The EPA’s biggest union will enter into bargaining with the agency July 13 for a week of talks about rapidly developing plans to reopen offices, according to the American Federation of Government Employees.
The negotiations will land shortly before many Environmental Protection Agency employees are expected to be called back to their offices, which AFGE employees from across the nation rebuked on a Thursday evening Zoom call with reporters.
The talks were supposed to start July 6, but were pushed back a week, Joyce Howell, an EPA staffer in Philadelphia and vice president of AFGE Local 3631, said on the call.
The EPA has consistently said it’s opening offices carefully and monitoring local data provided by the Centers for Disease Control and Prevention, Johns Hopkins University, Carnegie Mellon University, and other sources.
But during the Zoom call, EPA workers said they believe it’s still too dangerous to be in offices or on public transit, and that the agency hasn’t provided convincing evidence that reopening is safe.
‘Stir Further Confusion’
Brian Kelly, an EPA employee and AFGE steward at Local 704 in Ann Arbor, Mich., said his office is a very small, modular space with 16 people “jammed” together. The seating arrangement makes it impossible to maintain social distance, Kelly said, turning the office into “basically a Covid incubator.”

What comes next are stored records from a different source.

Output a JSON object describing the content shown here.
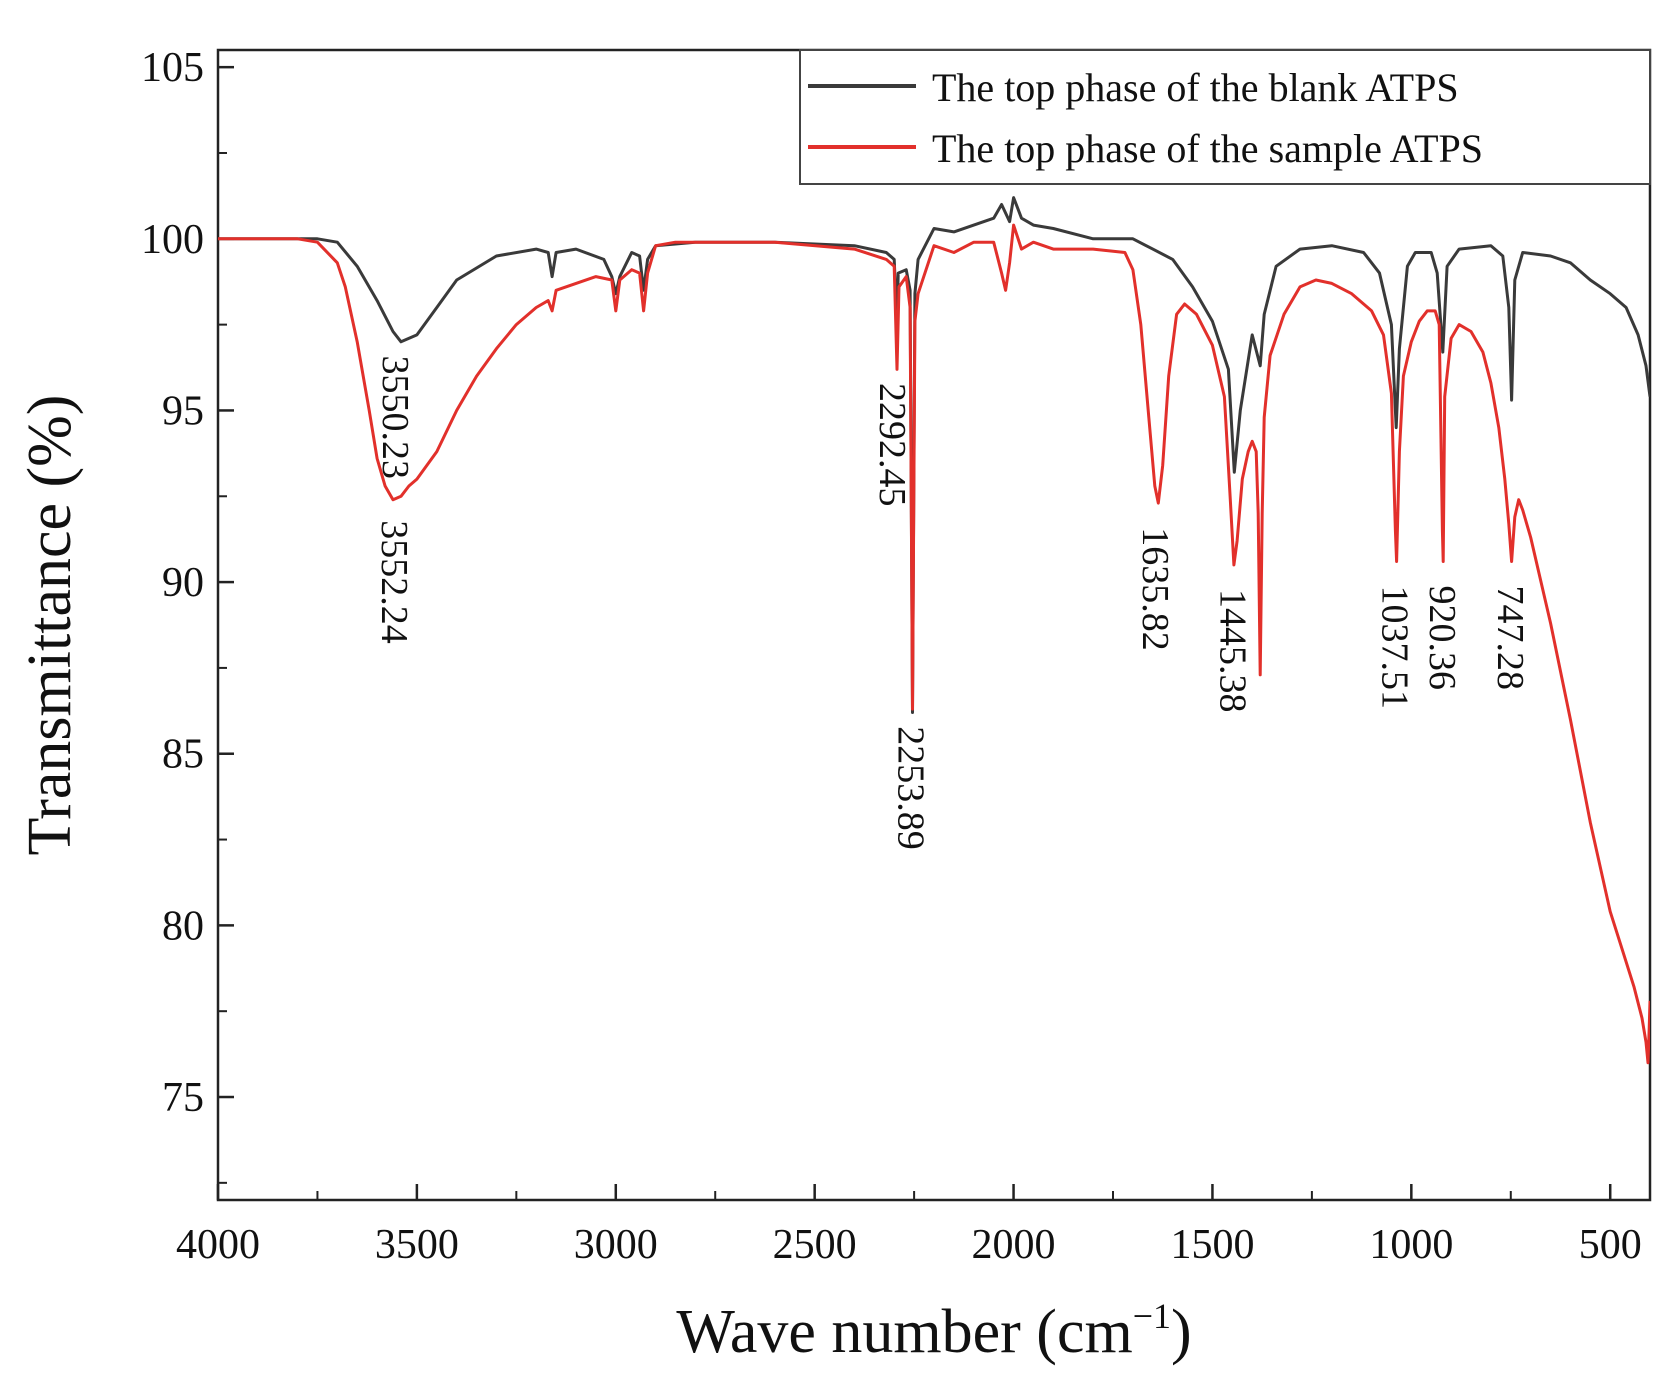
{
  "chart_data": {
    "type": "line",
    "title": "",
    "xlabel": "Wave number (cm",
    "xlabel_sup": "−1",
    "xlabel_close": ")",
    "ylabel": "Transmittance (%)",
    "xlim": [
      4000,
      400
    ],
    "ylim": [
      72,
      105.5
    ],
    "x_reversed": true,
    "grid": false,
    "legend_position": "top-right",
    "x_ticks": [
      4000,
      3500,
      3000,
      2500,
      2000,
      1500,
      1000,
      500
    ],
    "x_tick_labels": [
      "4000",
      "3500",
      "3000",
      "2500",
      "2000",
      "1500",
      "1000",
      "500"
    ],
    "y_ticks": [
      75,
      80,
      85,
      90,
      95,
      100,
      105
    ],
    "y_tick_labels": [
      "75",
      "80",
      "85",
      "90",
      "95",
      "100",
      "105"
    ],
    "series": [
      {
        "name": "The top phase of the blank ATPS",
        "color": "#3a3a3a",
        "points": [
          [
            4000,
            100.0
          ],
          [
            3900,
            100.0
          ],
          [
            3750,
            100.0
          ],
          [
            3700,
            99.9
          ],
          [
            3650,
            99.2
          ],
          [
            3600,
            98.2
          ],
          [
            3560,
            97.3
          ],
          [
            3540,
            97.0
          ],
          [
            3500,
            97.2
          ],
          [
            3450,
            98.0
          ],
          [
            3400,
            98.8
          ],
          [
            3300,
            99.5
          ],
          [
            3200,
            99.7
          ],
          [
            3170,
            99.6
          ],
          [
            3160,
            98.9
          ],
          [
            3150,
            99.6
          ],
          [
            3100,
            99.7
          ],
          [
            3030,
            99.4
          ],
          [
            3010,
            98.9
          ],
          [
            3000,
            98.4
          ],
          [
            2990,
            98.9
          ],
          [
            2960,
            99.6
          ],
          [
            2940,
            99.5
          ],
          [
            2930,
            98.5
          ],
          [
            2920,
            99.4
          ],
          [
            2900,
            99.8
          ],
          [
            2800,
            99.9
          ],
          [
            2600,
            99.9
          ],
          [
            2400,
            99.8
          ],
          [
            2320,
            99.6
          ],
          [
            2300,
            99.4
          ],
          [
            2293,
            97.5
          ],
          [
            2290,
            99.0
          ],
          [
            2270,
            99.1
          ],
          [
            2260,
            98.5
          ],
          [
            2254,
            86.2
          ],
          [
            2248,
            98.4
          ],
          [
            2240,
            99.4
          ],
          [
            2200,
            100.3
          ],
          [
            2150,
            100.2
          ],
          [
            2100,
            100.4
          ],
          [
            2050,
            100.6
          ],
          [
            2030,
            101.0
          ],
          [
            2010,
            100.5
          ],
          [
            2000,
            101.2
          ],
          [
            1980,
            100.6
          ],
          [
            1950,
            100.4
          ],
          [
            1900,
            100.3
          ],
          [
            1800,
            100.0
          ],
          [
            1700,
            100.0
          ],
          [
            1650,
            99.7
          ],
          [
            1600,
            99.4
          ],
          [
            1550,
            98.6
          ],
          [
            1500,
            97.6
          ],
          [
            1460,
            96.2
          ],
          [
            1445,
            93.2
          ],
          [
            1430,
            95.0
          ],
          [
            1400,
            97.2
          ],
          [
            1380,
            96.3
          ],
          [
            1370,
            97.8
          ],
          [
            1340,
            99.2
          ],
          [
            1280,
            99.7
          ],
          [
            1200,
            99.8
          ],
          [
            1120,
            99.6
          ],
          [
            1080,
            99.0
          ],
          [
            1050,
            97.5
          ],
          [
            1038,
            94.5
          ],
          [
            1030,
            96.8
          ],
          [
            1010,
            99.2
          ],
          [
            990,
            99.6
          ],
          [
            950,
            99.6
          ],
          [
            935,
            99.0
          ],
          [
            921,
            96.7
          ],
          [
            910,
            99.2
          ],
          [
            880,
            99.7
          ],
          [
            800,
            99.8
          ],
          [
            770,
            99.5
          ],
          [
            755,
            98.0
          ],
          [
            748,
            95.3
          ],
          [
            740,
            98.8
          ],
          [
            720,
            99.6
          ],
          [
            650,
            99.5
          ],
          [
            600,
            99.3
          ],
          [
            550,
            98.8
          ],
          [
            500,
            98.4
          ],
          [
            460,
            98.0
          ],
          [
            430,
            97.2
          ],
          [
            410,
            96.3
          ],
          [
            400,
            95.4
          ]
        ]
      },
      {
        "name": "The top phase of the sample ATPS",
        "color": "#e2302b",
        "points": [
          [
            4000,
            100.0
          ],
          [
            3900,
            100.0
          ],
          [
            3800,
            100.0
          ],
          [
            3750,
            99.9
          ],
          [
            3700,
            99.3
          ],
          [
            3680,
            98.6
          ],
          [
            3650,
            97.0
          ],
          [
            3620,
            95.0
          ],
          [
            3600,
            93.6
          ],
          [
            3580,
            92.8
          ],
          [
            3560,
            92.4
          ],
          [
            3540,
            92.5
          ],
          [
            3520,
            92.8
          ],
          [
            3500,
            93.0
          ],
          [
            3450,
            93.8
          ],
          [
            3400,
            95.0
          ],
          [
            3350,
            96.0
          ],
          [
            3300,
            96.8
          ],
          [
            3250,
            97.5
          ],
          [
            3200,
            98.0
          ],
          [
            3170,
            98.2
          ],
          [
            3160,
            97.9
          ],
          [
            3150,
            98.5
          ],
          [
            3100,
            98.7
          ],
          [
            3050,
            98.9
          ],
          [
            3010,
            98.8
          ],
          [
            3000,
            97.9
          ],
          [
            2990,
            98.8
          ],
          [
            2960,
            99.1
          ],
          [
            2940,
            99.0
          ],
          [
            2930,
            97.9
          ],
          [
            2920,
            99.0
          ],
          [
            2900,
            99.8
          ],
          [
            2850,
            99.9
          ],
          [
            2800,
            99.9
          ],
          [
            2600,
            99.9
          ],
          [
            2400,
            99.7
          ],
          [
            2320,
            99.4
          ],
          [
            2300,
            99.2
          ],
          [
            2293,
            96.2
          ],
          [
            2288,
            98.6
          ],
          [
            2270,
            98.9
          ],
          [
            2260,
            98.0
          ],
          [
            2254,
            86.3
          ],
          [
            2248,
            97.6
          ],
          [
            2240,
            98.4
          ],
          [
            2200,
            99.8
          ],
          [
            2150,
            99.6
          ],
          [
            2100,
            99.9
          ],
          [
            2050,
            99.9
          ],
          [
            2030,
            99.0
          ],
          [
            2020,
            98.5
          ],
          [
            2010,
            99.3
          ],
          [
            2000,
            100.4
          ],
          [
            1980,
            99.7
          ],
          [
            1950,
            99.9
          ],
          [
            1900,
            99.7
          ],
          [
            1800,
            99.7
          ],
          [
            1720,
            99.6
          ],
          [
            1700,
            99.1
          ],
          [
            1680,
            97.5
          ],
          [
            1660,
            94.8
          ],
          [
            1645,
            92.8
          ],
          [
            1636,
            92.3
          ],
          [
            1625,
            93.4
          ],
          [
            1610,
            96.0
          ],
          [
            1590,
            97.8
          ],
          [
            1570,
            98.1
          ],
          [
            1540,
            97.8
          ],
          [
            1500,
            96.9
          ],
          [
            1470,
            95.4
          ],
          [
            1455,
            92.4
          ],
          [
            1446,
            90.5
          ],
          [
            1438,
            91.2
          ],
          [
            1425,
            93.0
          ],
          [
            1410,
            93.8
          ],
          [
            1400,
            94.1
          ],
          [
            1390,
            93.8
          ],
          [
            1385,
            92.0
          ],
          [
            1380,
            87.3
          ],
          [
            1375,
            92.0
          ],
          [
            1370,
            94.8
          ],
          [
            1355,
            96.6
          ],
          [
            1320,
            97.8
          ],
          [
            1280,
            98.6
          ],
          [
            1240,
            98.8
          ],
          [
            1200,
            98.7
          ],
          [
            1150,
            98.4
          ],
          [
            1100,
            97.9
          ],
          [
            1070,
            97.2
          ],
          [
            1050,
            95.5
          ],
          [
            1040,
            91.5
          ],
          [
            1037,
            90.6
          ],
          [
            1030,
            93.8
          ],
          [
            1020,
            96.0
          ],
          [
            1000,
            97.0
          ],
          [
            980,
            97.6
          ],
          [
            960,
            97.9
          ],
          [
            940,
            97.9
          ],
          [
            930,
            97.5
          ],
          [
            922,
            91.5
          ],
          [
            920,
            90.6
          ],
          [
            916,
            95.4
          ],
          [
            900,
            97.1
          ],
          [
            880,
            97.5
          ],
          [
            850,
            97.3
          ],
          [
            820,
            96.7
          ],
          [
            800,
            95.8
          ],
          [
            780,
            94.5
          ],
          [
            765,
            93.0
          ],
          [
            755,
            91.7
          ],
          [
            748,
            90.6
          ],
          [
            740,
            91.9
          ],
          [
            730,
            92.4
          ],
          [
            720,
            92.1
          ],
          [
            700,
            91.3
          ],
          [
            650,
            88.8
          ],
          [
            600,
            86.0
          ],
          [
            550,
            83.0
          ],
          [
            500,
            80.4
          ],
          [
            470,
            79.3
          ],
          [
            440,
            78.2
          ],
          [
            420,
            77.3
          ],
          [
            410,
            76.6
          ],
          [
            405,
            76.0
          ],
          [
            402,
            77.0
          ],
          [
            400,
            77.8
          ]
        ]
      }
    ],
    "annotations": [
      {
        "text": "3550.23",
        "x": 3550,
        "y": 96.6,
        "color": "#222222"
      },
      {
        "text": "3552.24",
        "x": 3552,
        "y": 91.8,
        "color": "#222222"
      },
      {
        "text": "2292.45",
        "x": 2300,
        "y": 95.8,
        "color": "#222222"
      },
      {
        "text": "2253.89",
        "x": 2254,
        "y": 85.8,
        "color": "#222222"
      },
      {
        "text": "1635.82",
        "x": 1640,
        "y": 91.6,
        "color": "#222222"
      },
      {
        "text": "1445.38",
        "x": 1445,
        "y": 89.8,
        "color": "#222222"
      },
      {
        "text": "1037.51",
        "x": 1037,
        "y": 89.9,
        "color": "#222222"
      },
      {
        "text": "920.36",
        "x": 918,
        "y": 89.9,
        "color": "#222222"
      },
      {
        "text": "747.28",
        "x": 747,
        "y": 89.9,
        "color": "#222222"
      }
    ]
  }
}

But James Hewitt, an EPA spokesman, responded: “The fact AFGE is holding a press conference on the late evening before a holiday weekend to stir further confusion and share baseless accusations does their members a grave disservice.”

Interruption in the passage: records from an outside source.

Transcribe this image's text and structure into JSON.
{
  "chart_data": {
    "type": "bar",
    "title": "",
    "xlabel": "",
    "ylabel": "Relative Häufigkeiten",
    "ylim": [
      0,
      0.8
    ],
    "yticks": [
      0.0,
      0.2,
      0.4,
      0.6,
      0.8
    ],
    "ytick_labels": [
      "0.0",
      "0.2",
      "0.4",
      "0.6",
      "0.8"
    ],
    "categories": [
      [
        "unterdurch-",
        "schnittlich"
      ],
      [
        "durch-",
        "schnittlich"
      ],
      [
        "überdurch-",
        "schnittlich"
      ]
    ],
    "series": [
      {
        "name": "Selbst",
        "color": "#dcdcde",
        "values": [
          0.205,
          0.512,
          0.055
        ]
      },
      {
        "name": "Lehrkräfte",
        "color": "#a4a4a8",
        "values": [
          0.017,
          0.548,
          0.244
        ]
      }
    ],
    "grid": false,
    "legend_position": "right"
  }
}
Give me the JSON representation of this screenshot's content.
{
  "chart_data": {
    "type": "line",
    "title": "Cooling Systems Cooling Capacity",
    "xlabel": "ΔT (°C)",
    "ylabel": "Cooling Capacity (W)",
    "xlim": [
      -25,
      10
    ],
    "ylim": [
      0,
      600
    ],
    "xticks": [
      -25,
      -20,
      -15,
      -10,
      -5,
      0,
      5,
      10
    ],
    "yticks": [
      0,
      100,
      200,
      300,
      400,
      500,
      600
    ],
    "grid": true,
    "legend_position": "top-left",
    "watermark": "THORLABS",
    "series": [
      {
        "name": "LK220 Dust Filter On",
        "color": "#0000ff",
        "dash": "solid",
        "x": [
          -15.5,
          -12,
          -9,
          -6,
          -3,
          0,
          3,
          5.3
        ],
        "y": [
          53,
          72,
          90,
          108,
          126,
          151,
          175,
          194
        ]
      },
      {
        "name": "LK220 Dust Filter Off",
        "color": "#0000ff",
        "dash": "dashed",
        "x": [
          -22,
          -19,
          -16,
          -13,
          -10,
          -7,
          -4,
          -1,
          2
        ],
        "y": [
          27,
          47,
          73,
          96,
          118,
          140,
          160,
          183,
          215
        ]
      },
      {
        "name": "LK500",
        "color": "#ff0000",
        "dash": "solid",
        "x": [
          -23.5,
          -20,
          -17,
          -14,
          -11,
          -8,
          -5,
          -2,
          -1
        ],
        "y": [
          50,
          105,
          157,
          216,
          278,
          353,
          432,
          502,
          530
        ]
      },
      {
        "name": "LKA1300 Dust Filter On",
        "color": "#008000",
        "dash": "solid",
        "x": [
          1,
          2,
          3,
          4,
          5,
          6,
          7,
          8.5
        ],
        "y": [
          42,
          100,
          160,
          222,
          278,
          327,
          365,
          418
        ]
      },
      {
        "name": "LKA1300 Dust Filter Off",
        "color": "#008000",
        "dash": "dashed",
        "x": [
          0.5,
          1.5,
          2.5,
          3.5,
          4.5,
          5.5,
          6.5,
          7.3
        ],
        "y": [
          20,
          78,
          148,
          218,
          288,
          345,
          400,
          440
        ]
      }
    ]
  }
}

Loreen Targos, an AFGE Local 704 steward and EPA employee in Chicago, responded: “We the workers—many of us biological scientists—spoke at the press conference in a desperate fight to have self-determination over our health and safety.”
Eight of the EPA’s 10 regional offices and the Washington, D.C., region, where its headquarters are based, are only in the first phase of President Donald Trump’s three-step reopening plan, Hewitt said.

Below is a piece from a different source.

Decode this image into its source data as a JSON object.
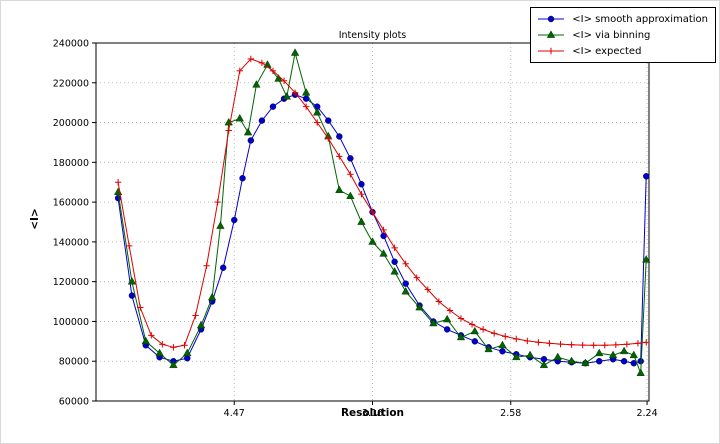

And no timetable has been set for a Phase 3 reopening for any office, “as stated multiple times and demonstrated by our actions, as we follow the guidance of public health officials and the data,” Hewitt said. “We have made this clear multiple times, so either the union leadership is intentionally misleading their membership or they are not reading what we have provided to them.”
Social Distancing Fears
Some EPA employees said they were troubled by the lack of a contingency plan if coronavirus case rates spike in their areas.
And to Felicia Chase, a staffer in Region 5 and an officer with Local 704, the reopening plans don’t take racial justice into account. Black people are dying at three times the rate of White people due to the coronavirus in Chase’s hometown of Chicago, she said, so forcing Chicagoans to return to work puts them at greater risk.
“That alone goes against every environmental justice policy that they create,” Chase said, referring to the EPA.
And several staffers, such as Tad Wysor, an EPA employee in Region 5 and vice president of AFGE Local 3907, said over the last few months employees have proven their ability to work effectively from home.
On Wednesday, the EPA’s Office of the Inspector General said it will launch an investigation into how the agency plans to safeguard employees during the pandemic.